This assignment involves an in-depth analysis of a dataset using descriptive and inferential statistics, feature engineering, and data visualization. Key variables will be explored, and significant associations with purchase intentions will be identified. The dataset will be refined to focus on the best-performing variables overall, not just within each category. Selected variables will be transformed and engineered to improve analytical value. The findings will be presented in an interactive, visually appealing dashboard in Looker Studio, offering clear insights into the dataset.
Correlation Analysis
Regression Analysis
-- Regression Analysis for PI1 ---
Model Coefficients: [-0.09701702 0.02514731 0.03683982 0.01861369 -0.10838317 0.17015032
-0.14036088 0.04816357 0.02420297 0.18002811 0.03361933 0.05885744
-0.12535669 0.10413195 0.12117951 -0.03051598 0.16818491 0.04475443
0.03415804 -0.16124357 -0.17229295 0.1469165 -0.18244428 0.01539774
-0.00526124 -0.05383703 -0.13505006 0.11789565 0.16378804 0.33953666
-0.03400674 -0.06915525 0.07454367 0.09390615 -0.11706537 -0.45052749
-0.08727535]
Intercept: 2.7210503865426263
Mean Squared Error (MSE): 0.27493342359701173
R-squared (R²): 0.6182655156979953
Actual Predicted
33 4 4.352027
158 2 2.868208
249 3 2.995834
260 4 4.272288
101 4 3.308348
Minimum Dataset
Based on a combination of correlation matrix and regression analysis, ten key variables were selected to predict purchase intention, specifically focusing on PI1 ("I intend to purchase from this grocery store"). The correlation matrix revealed strong associations between PI1 and variables such as Perceived Value (PV3, PV2), Price Sensitivity (PS3), and Perceived Product Quality (PPQ1, PPQ4), establishing PI1 as the most influential PI variable.

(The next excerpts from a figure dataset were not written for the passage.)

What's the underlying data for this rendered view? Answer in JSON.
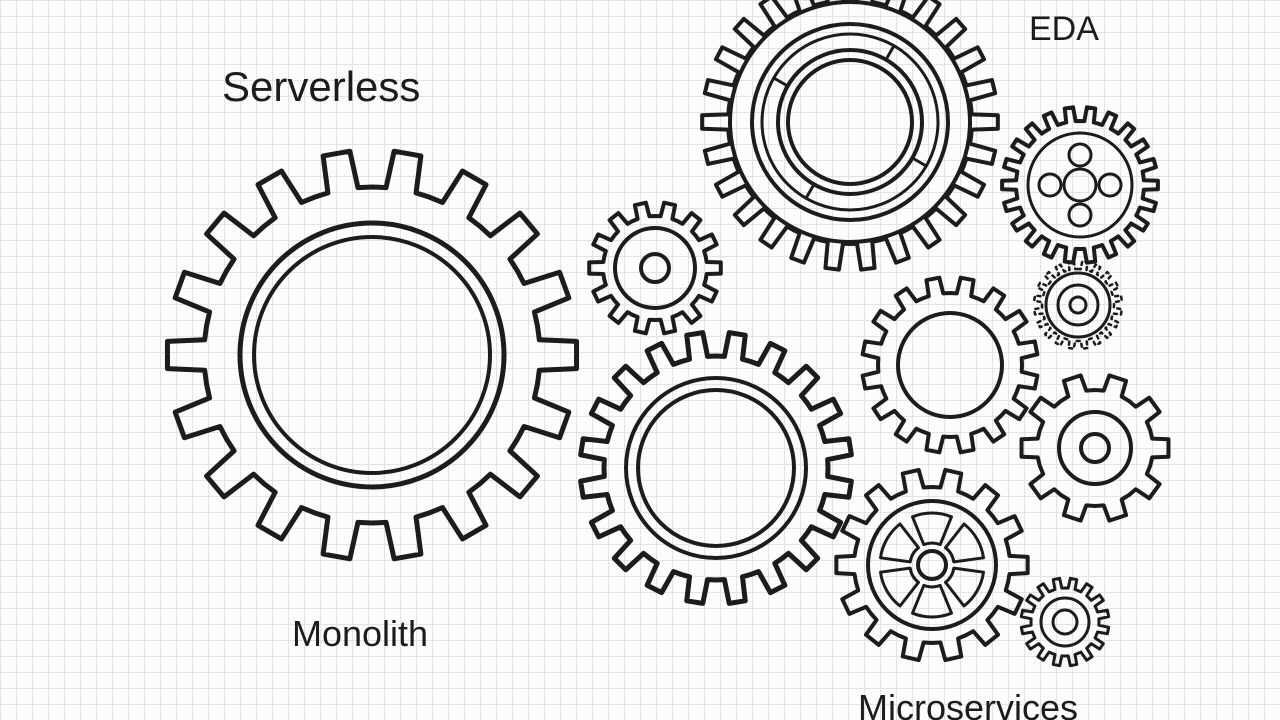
{
  "labels": {
    "serverless": "Serverless",
    "eda": "EDA",
    "monolith": "Monolith",
    "microservices": "Microservices"
  },
  "colors": {
    "ink": "#1c1c1c",
    "paper": "#fcfcfc",
    "grid": "#e3e3e3"
  },
  "icons": [
    "large-gear-icon",
    "medium-gear-icon",
    "small-gear-icon",
    "spoked-gear-icon",
    "ornate-gear-icon"
  ]
}
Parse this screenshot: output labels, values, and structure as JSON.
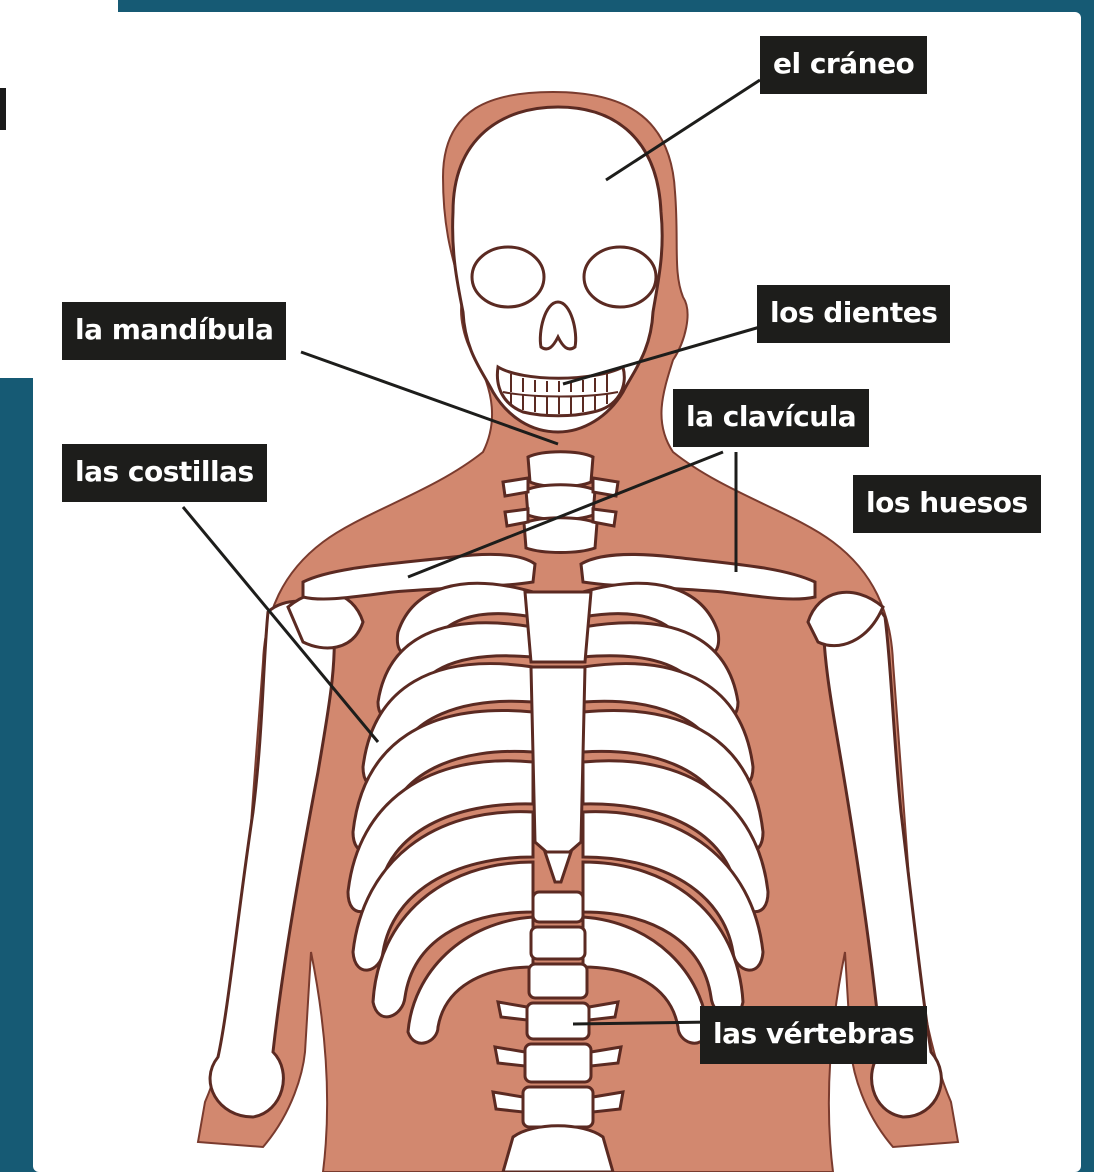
{
  "labels": {
    "craneo": "el cráneo",
    "mandibula": "la mandíbula",
    "dientes": "los dientes",
    "clavicula": "la clavícula",
    "costillas": "las costillas",
    "huesos": "los huesos",
    "vertebras": "las vértebras"
  },
  "colors": {
    "background": "#165a74",
    "skin": "#d2886f",
    "bone": "#ffffff",
    "outline": "#5b2a22",
    "label_bg": "#1d1d1b",
    "label_text": "#ffffff"
  }
}
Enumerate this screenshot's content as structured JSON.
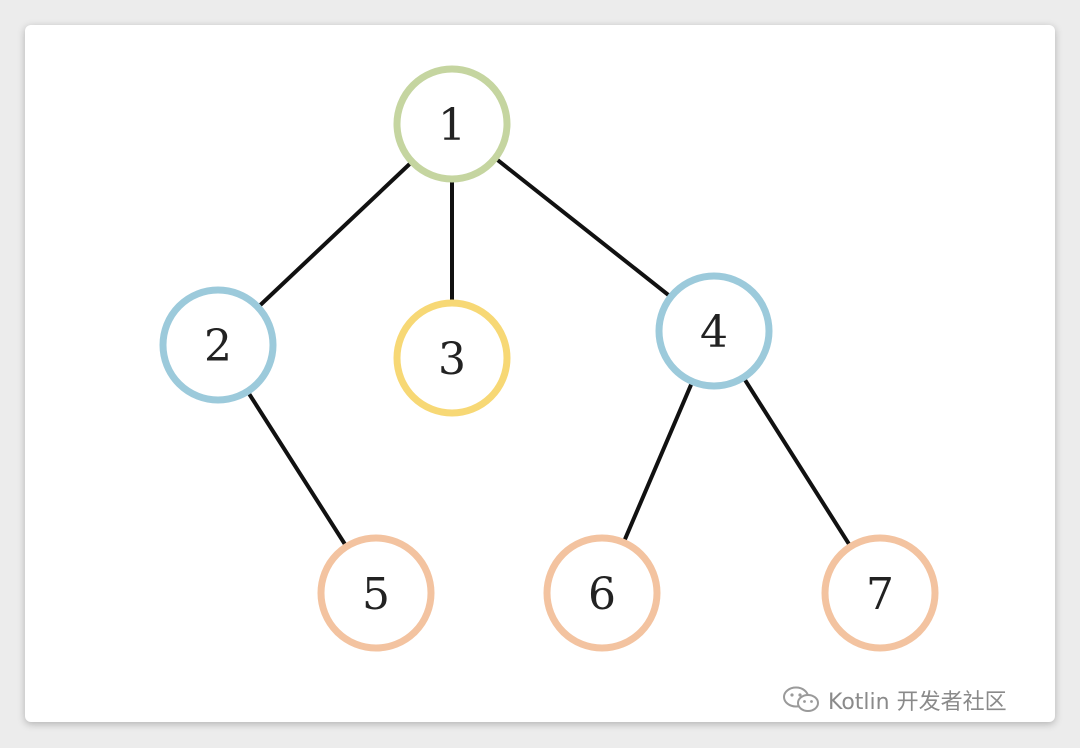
{
  "diagram": {
    "nodes": [
      {
        "id": "1",
        "label": "1",
        "color": "#c5d5a0"
      },
      {
        "id": "2",
        "label": "2",
        "color": "#9ccadb"
      },
      {
        "id": "3",
        "label": "3",
        "color": "#f7d875"
      },
      {
        "id": "4",
        "label": "4",
        "color": "#9ccadb"
      },
      {
        "id": "5",
        "label": "5",
        "color": "#f3c3a0"
      },
      {
        "id": "6",
        "label": "6",
        "color": "#f3c3a0"
      },
      {
        "id": "7",
        "label": "7",
        "color": "#f3c3a0"
      }
    ],
    "edges": [
      {
        "from": "1",
        "to": "2"
      },
      {
        "from": "1",
        "to": "3"
      },
      {
        "from": "1",
        "to": "4"
      },
      {
        "from": "2",
        "to": "5"
      },
      {
        "from": "4",
        "to": "6"
      },
      {
        "from": "4",
        "to": "7"
      }
    ],
    "edge_color": "#111111"
  },
  "watermark": {
    "text": "Kotlin 开发者社区",
    "icon": "wechat-icon"
  }
}
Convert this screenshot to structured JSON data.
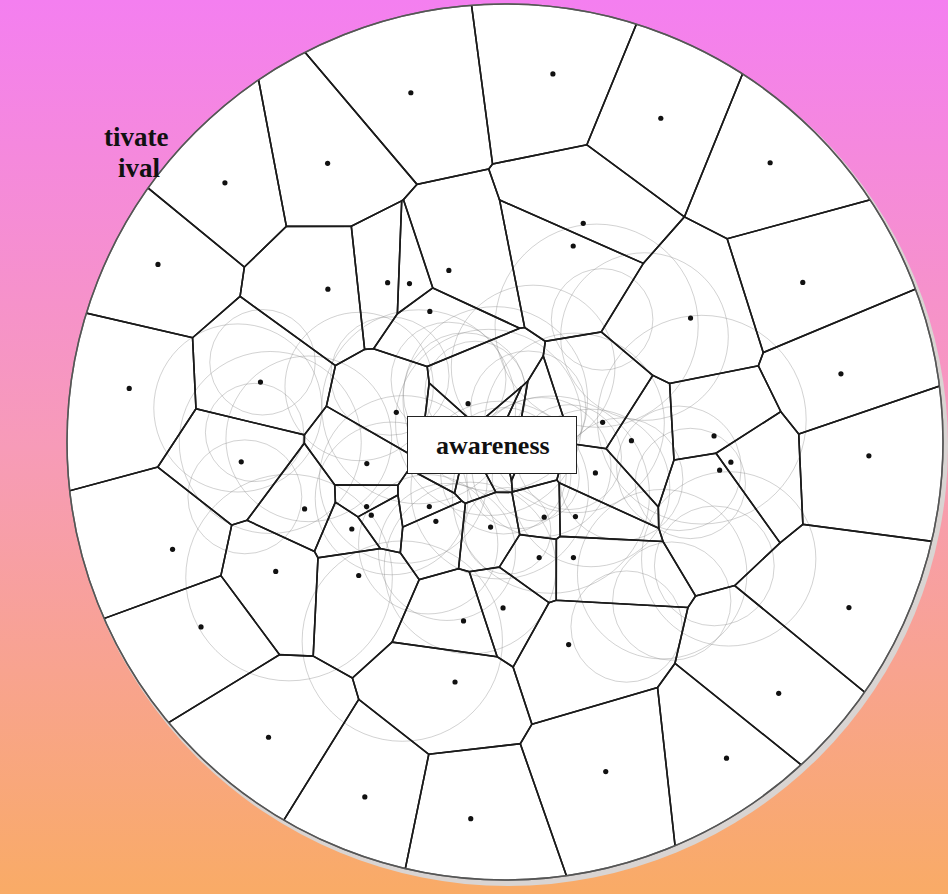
{
  "diagram": {
    "nodes": [
      {
        "text": [
          "awareness"
        ]
      }
    ],
    "labels": [
      "tivate",
      "ival"
    ]
  }
}
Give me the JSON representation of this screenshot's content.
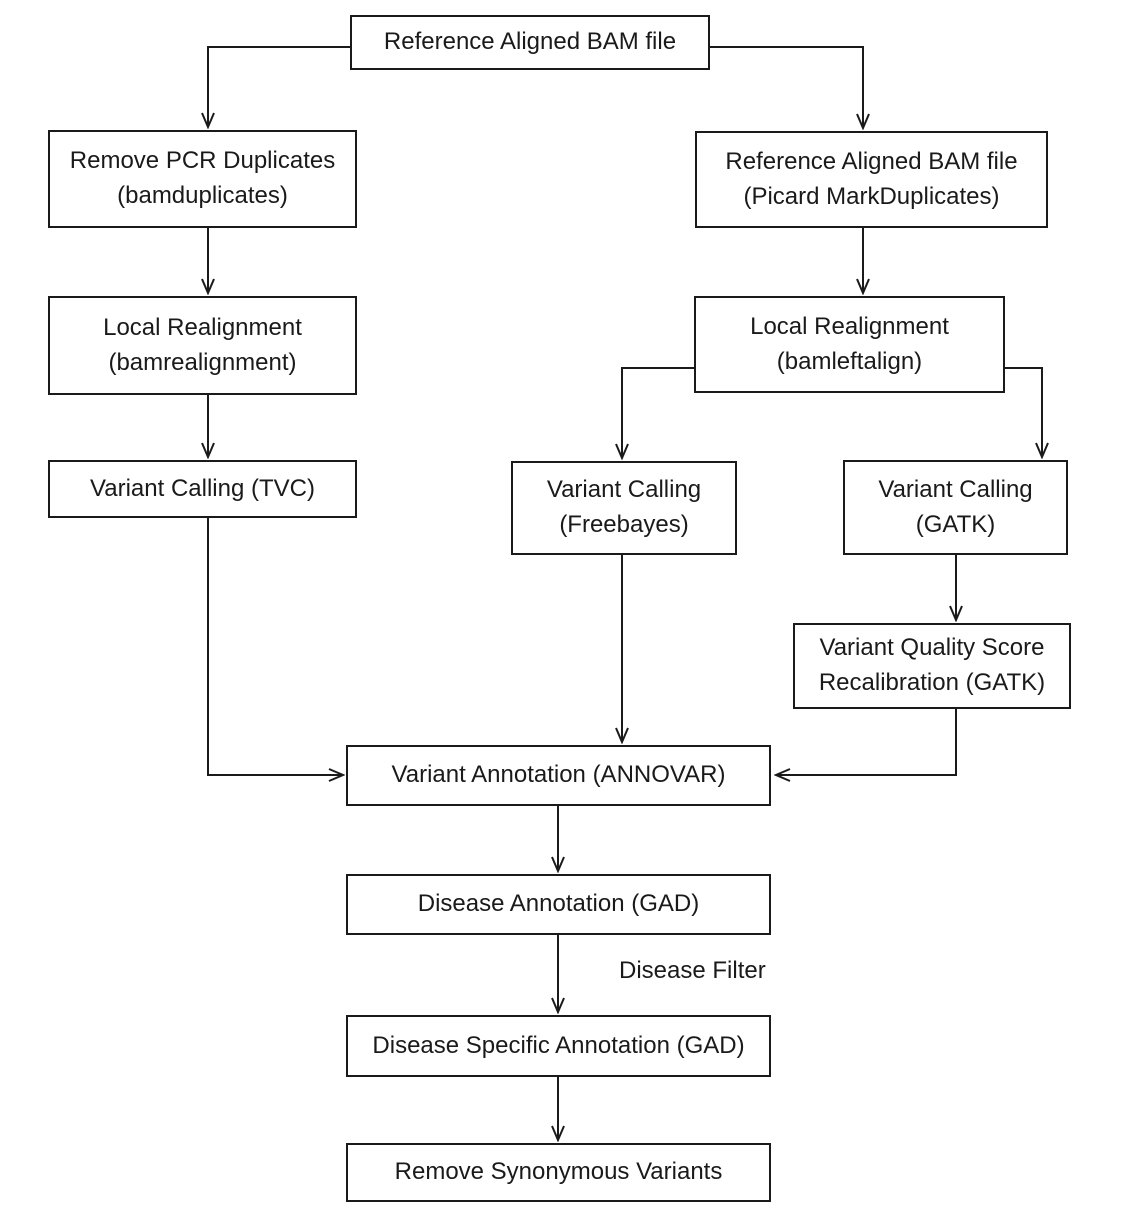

Regression analysis further supported PI1’s selection, with a high R² value of 0.618 and a low MSE of 0.275, indicating strong model fit and prediction accuracy. Shopping Frequency, Perceived Product Quality, Convenience, Customer Trust, and Physical Environment were among the top predictors, as these variables demonstrated high correlation coefficients and significant regression impacts, underscoring their importance in shaping customer purchase intentions. These selected variables will be used to create a comprehensive dashboard, visually representing insights to aid in decision-making.
The best performing variables are: Shopping Frequency; PV3 ; PPQ1; PS3; C2 ; PPQ4 ; CT6 ; PE6 ; PV2 ; and CT7.